Cette approche radicale ne s’exerce toutefois que dans un sens : tout transfert d’Editis vers Hachette Livre subirait l’impitoyable tamis des autorités. Il en va de même pour les filiales Livre de Poche ou Audiolib. « Elles ont des liens capitalistiques avec le groupe Albin Michel, certes, mais ces joint-ventures comptent surtout Hachette en co-actionnaire. De fait, elles entrent dans la catégorie “même pas en rêve” pour les personnes en responsabilité chez Editis. » Sous peine de sanctions dont chacun se passera volontiers.
Si cette conclusion semble logique, Bruxelles botte en touche, et n’a « pas de commentaire particulier » aux questions qu’ActuaLitté lui a adressées. Et notamment celle « d’un transfert de direction vers Albin Michel [qui] ne poserait pas de difficultés », estime un observateur. De fait, cela reviendrait à partir pour d’autres structures comme Madrigall, Média Participations ou Delcourt, etc., toutes à l'écart de l'affaire.

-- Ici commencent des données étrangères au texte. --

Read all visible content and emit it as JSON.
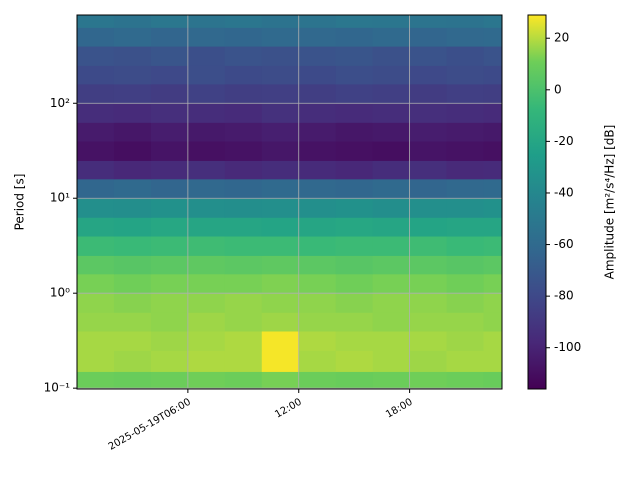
{
  "chart_data": {
    "type": "heatmap",
    "ylabel": "Period [s]",
    "colorbar_label": "Amplitude [m²/s⁴/Hz] [dB]",
    "colormap": "viridis",
    "log_y": true,
    "grid": true,
    "xlim": [
      "2025-05-19T00:00",
      "2025-05-19T23:00"
    ],
    "xticks": [
      "2025-05-19T06:00",
      {
        "value": "2025-05-19T12:00",
        "label": "12:00"
      },
      {
        "value": "2025-05-19T18:00",
        "label": "18:00"
      }
    ],
    "ylim": [
      0.098,
      850
    ],
    "yticks": [
      {
        "value": 0.1,
        "label": "10⁻¹"
      },
      {
        "value": 1,
        "label": "10⁰"
      },
      {
        "value": 10,
        "label": "10¹"
      },
      {
        "value": 100,
        "label": "10²"
      }
    ],
    "clim": [
      -116,
      29
    ],
    "cticks": [
      -100,
      -80,
      -60,
      -40,
      -20,
      0,
      20
    ],
    "x_edges": [
      "2025-05-19T00:00",
      "2025-05-19T02:00",
      "2025-05-19T04:00",
      "2025-05-19T06:00",
      "2025-05-19T08:00",
      "2025-05-19T10:00",
      "2025-05-19T12:00",
      "2025-05-19T14:00",
      "2025-05-19T16:00",
      "2025-05-19T18:00",
      "2025-05-19T20:00",
      "2025-05-19T22:00",
      "2025-05-19T23:00"
    ],
    "y_edges": [
      0.098,
      0.15,
      0.25,
      0.4,
      0.63,
      1,
      1.6,
      2.5,
      4,
      6.3,
      10,
      16,
      25,
      40,
      63,
      100,
      160,
      250,
      400,
      630,
      850
    ],
    "z": [
      [
        10,
        9,
        10,
        11,
        10,
        12,
        10,
        9,
        10,
        11,
        10,
        9
      ],
      [
        18,
        17,
        18,
        19,
        19,
        28,
        18,
        19,
        18,
        17,
        18,
        18
      ],
      [
        18,
        18,
        17,
        18,
        19,
        28,
        19,
        18,
        18,
        18,
        17,
        18
      ],
      [
        16,
        16,
        15,
        17,
        16,
        17,
        16,
        16,
        15,
        16,
        16,
        15
      ],
      [
        15,
        14,
        15,
        15,
        16,
        15,
        15,
        14,
        15,
        15,
        14,
        15
      ],
      [
        12,
        11,
        12,
        12,
        12,
        13,
        12,
        11,
        12,
        12,
        11,
        12
      ],
      [
        5,
        4,
        5,
        6,
        5,
        6,
        5,
        4,
        5,
        5,
        4,
        5
      ],
      [
        -5,
        -6,
        -5,
        -4,
        -5,
        -5,
        -6,
        -5,
        -5,
        -4,
        -6,
        -5
      ],
      [
        -20,
        -21,
        -19,
        -20,
        -20,
        -21,
        -20,
        -19,
        -20,
        -21,
        -20,
        -20
      ],
      [
        -35,
        -36,
        -34,
        -35,
        -36,
        -35,
        -35,
        -34,
        -36,
        -35,
        -35,
        -34
      ],
      [
        -62,
        -60,
        -63,
        -61,
        -62,
        -60,
        -61,
        -62,
        -60,
        -63,
        -61,
        -60
      ],
      [
        -95,
        -98,
        -96,
        -94,
        -97,
        -95,
        -96,
        -98,
        -95,
        -94,
        -97,
        -96
      ],
      [
        -108,
        -110,
        -107,
        -109,
        -108,
        -106,
        -108,
        -109,
        -110,
        -107,
        -108,
        -109
      ],
      [
        -104,
        -106,
        -103,
        -105,
        -104,
        -102,
        -104,
        -106,
        -105,
        -103,
        -104,
        -105
      ],
      [
        -95,
        -96,
        -94,
        -95,
        -96,
        -93,
        -95,
        -96,
        -95,
        -94,
        -95,
        -96
      ],
      [
        -86,
        -85,
        -87,
        -84,
        -86,
        -85,
        -86,
        -84,
        -85,
        -87,
        -85,
        -86
      ],
      [
        -79,
        -78,
        -80,
        -77,
        -79,
        -78,
        -79,
        -77,
        -78,
        -80,
        -78,
        -79
      ],
      [
        -74,
        -75,
        -73,
        -76,
        -74,
        -75,
        -74,
        -73,
        -75,
        -74,
        -76,
        -74
      ],
      [
        -62,
        -60,
        -63,
        -61,
        -62,
        -60,
        -61,
        -62,
        -60,
        -63,
        -61,
        -60
      ],
      [
        -52,
        -54,
        -51,
        -53,
        -52,
        -54,
        -53,
        -51,
        -52,
        -53,
        -54,
        -52
      ]
    ]
  }
}
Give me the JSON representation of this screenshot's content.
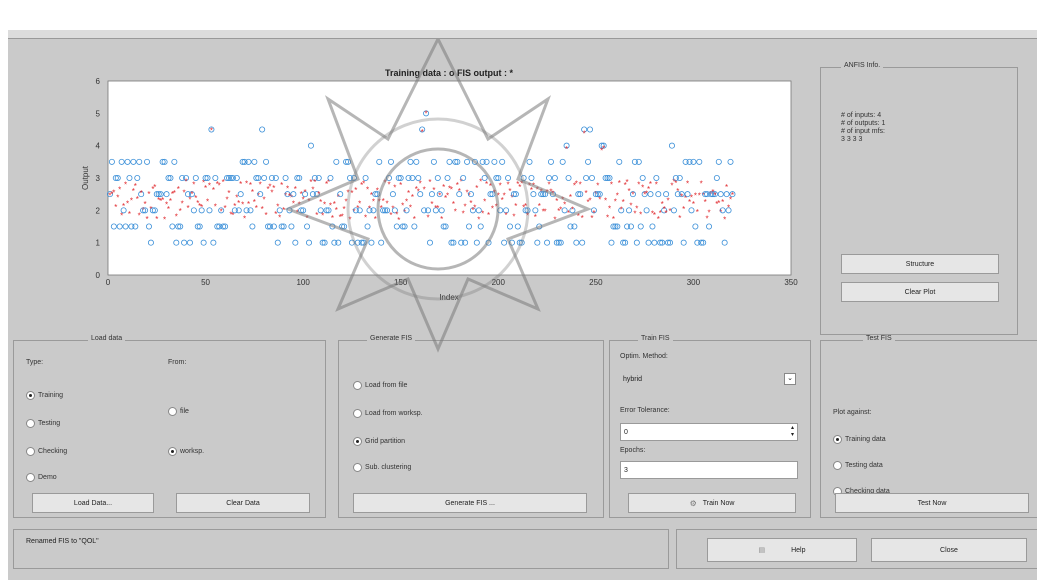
{
  "plot": {
    "title": "Training data : o   FIS output : *",
    "xlabel": "Index",
    "ylabel": "Output"
  },
  "chart_data": {
    "type": "scatter",
    "title": "Training data : o   FIS output : *",
    "xlabel": "Index",
    "ylabel": "Output",
    "xlim": [
      0,
      350
    ],
    "ylim": [
      0,
      6
    ],
    "xticks": [
      "0",
      "50",
      "100",
      "150",
      "200",
      "250",
      "300",
      "350"
    ],
    "yticks": [
      "0",
      "1",
      "2",
      "3",
      "4",
      "5",
      "6"
    ],
    "series": [
      {
        "name": "Training data",
        "marker": "o",
        "color": "#3a8fd8"
      },
      {
        "name": "FIS output",
        "marker": "*",
        "color": "#e0262b"
      }
    ],
    "n_points": 320,
    "value_range": [
      1,
      5
    ],
    "typical_range": [
      1.5,
      3
    ]
  },
  "anfis_info": {
    "legend": "ANFIS Info.",
    "lines": [
      "# of inputs: 4",
      "# of outputs: 1",
      "# of input mfs:",
      "3  3  3  3"
    ],
    "structure_btn": "Structure",
    "clear_plot_btn": "Clear Plot"
  },
  "load_data": {
    "legend": "Load data",
    "type_label": "Type:",
    "from_label": "From:",
    "types": [
      "Training",
      "Testing",
      "Checking",
      "Demo"
    ],
    "from": [
      "file",
      "worksp."
    ],
    "load_btn": "Load Data...",
    "clear_btn": "Clear Data"
  },
  "generate_fis": {
    "legend": "Generate FIS",
    "options": [
      "Load from file",
      "Load from worksp.",
      "Grid partition",
      "Sub. clustering"
    ],
    "btn": "Generate FIS ..."
  },
  "train_fis": {
    "legend": "Train FIS",
    "method_label": "Optim. Method:",
    "method_value": "hybrid",
    "tol_label": "Error Tolerance:",
    "tol_value": "0",
    "epochs_label": "Epochs:",
    "epochs_value": "3",
    "btn": "Train Now"
  },
  "test_fis": {
    "legend": "Test FIS",
    "plot_against": "Plot against:",
    "options": [
      "Training data",
      "Testing data",
      "Checking data"
    ],
    "btn": "Test Now"
  },
  "status": {
    "message": "Renamed FIS to \"QOL\"",
    "help_btn": "Help",
    "close_btn": "Close"
  },
  "colors": {
    "training": "#3a8fd8",
    "fis": "#e0262b",
    "background": "#cacaca"
  }
}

En revanche, la CE n’aurait rien à redire sur un mouvement de balancier partant de Hachette à direction d'Editis : « Olivier Nora, patron de Grasset, serait très attendu chez Editis et ne restera pas sous le giron de Vivendi. Il est tout de même l’unique éditeur Lagardère à avoir signé l’appel [NdR : voir Le Monde] à protéger la liberté de la presse – et qui soutenait les journalistes du Journal du Dimanche », insiste un observateur.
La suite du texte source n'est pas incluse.